O golpe de 1964
no Brasil teve apoio de parcelas importantes das igrejas. Essa foi uma das
conclusões da segunda série de depoimentos, nesta terça-feira (17), durante
audiência pública da Comissão Nacional da Verdade (CNV) e da Comissão Estadual
da Verdade, na sede Caixa de Assistência dos Advogados do Estado do Rio de
Janeiro (Caarj), no prédio da
Ordem dos Advogados do Brasil (OAB) Seccional Rio de Janeiro, no centro da
capital fluminense. A educadora Letícia Cotrim, o pastor emérito presbiteriano
Zwinglio Motta e o pastor luterano Mozzart Noronha relatam experiências que
vivenciaram durante a ditadura militar. Letícia ficou presa por 14 dias no
Destacamento de Operações de Informações - Centro de Operações de Defesa
Interna (DOI-Codi), uma semana no quartel da Polícia Militar no centro do Rio e
um mês e três dias em um quartel do Exército em Petrópolis, na região serrana
fluminense. Apesar de ter recebido apoio de integrantes de destaque da Igreja
Católica, como dom Aloísio Lorscheider, ela disse que parte da igreja ficou
omissa. “Foram pessoas que nos ajudaram em uma hora de sofrimento. Eu tive
isso, mas não quer dizer que a igreja era homogênea. Houve quem deu e quem não
deu apoio. Foi pedido por mim a dom Eugênio Sales, e dom Eugênio não deu apoio
para falar com quem tinha me prendido, que eu tinha uma história na igreja. Eu
fui dada como uma pessoa subversiva e que não estava acontecendo nada comigo,
quando na verdade estava”, disse Letícia, que participou desde a adolescência
do Movimento Ação Católica. Zwinglio Motta chegou a ser expulso da Igreja
Presbiteriana do Brasil por defender questões contrárias às posições
conservadoras da instituição. O pastor disse que foi preso por ser irmão de
Ivan Motta Dias, militante desaparecido político, e, de acordo com informações
levantadas pela família, foi morto em um dos locais de tortura em Petrópolis.

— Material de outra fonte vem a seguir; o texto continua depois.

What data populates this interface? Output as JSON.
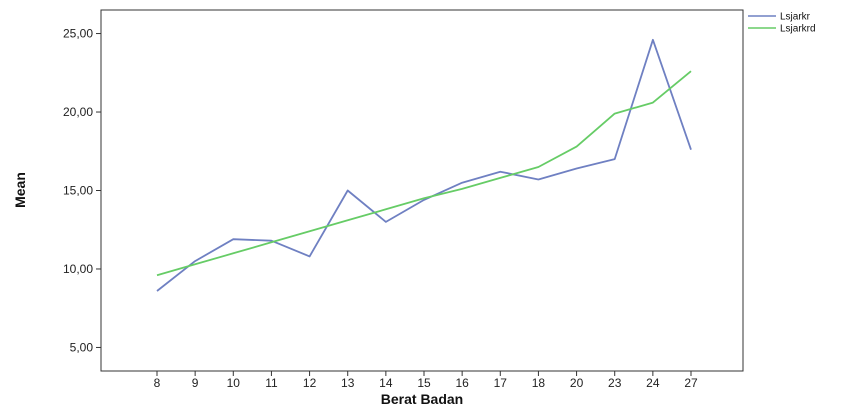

"A repressão queria saber onde estava ele. Tentava por todos os meios e
não conseguia. Descobriu-me, alguém me delatou, e fui preso por isso”,
declarou. Para Zwinglio, o trabalho da comissão em apurar a atuação da igreja
no período da ditadura e no golpe de 1964 é importante para a história política
do país. “Recuperar a memória é muito importante para que as gerações futuras
tenham acesso ao que aconteceu para que isso não volte a se repetir”, disse o
pastor emérito que depois, junto com 80 religiosos, fundou a Igreja
Presbiteriana Unida. O pastor luterano Mozzart Noronha, que fez parte de um
movimento de resistência dentro das igrejas protestantes, também falou sobre a
falta de apoio da instituição. Ele disse que recebeu suporte apenas de pessoas
envolvidas com o movimento ao qual pertencia. “A igreja oficial não me deu
nenhum apoio, mas aquela comprometida, que nós chamamos a do Cristo fora dos
muros. Pessoas e indivíduos, embora membros da igreja, mas não respondiam
institucionalmente por ela, essas pessoas nos deram apoio, não somente no tempo
da nossa atuação clandestina contra a ditadura, mas também fora do país”,
declarou o pastor que precisou se mudar para a Europa. O coordenador do Grupo
de Trabalho Papel das Igrejas durante a Ditadura, na Comissão Nacional da
Verdade, Anivaldo Padilha, disse que os depoimentos confirmam que as igrejas
tiveram postura contraditória, algo surpreendente porque era de se esperar que
tivessem uma posição clara contra a violação dos direitos humanos, a tortura,
assassinatos e desaparecimentos forçados. E isso, segundo ele, não ocorreu.
“Alguns setores importantes das igrejas apoiaram a ditadura e setores
minoritários se opuseram à ditadura", destacou. Para o professor de
direitos humanos da Pontifícia Universidade Católica (PUC) e membro da Comissão
Estadual da Verdade, João Dornelles, a participação das igrejas se modificou
com o trabalho de integrantes que se opunham aos militares e desenvolveram
trabalhos com movimentos sociais de atuação mais política. "Surgiu, a
partir da Igreja Católica, uma série de instituições que passou a cumprir um
papel de denúncia de violação de direitos humanos, e a própria CNBB
[Conferência Nacional dos Bispos do Brasil] se posicionando contra a ditadura,
principalmente no decorrer dos anos 1970, na luta pela anistia e libertação dos
presos políticos, junto com igrejas presbiterianas e metodistas”, analisou.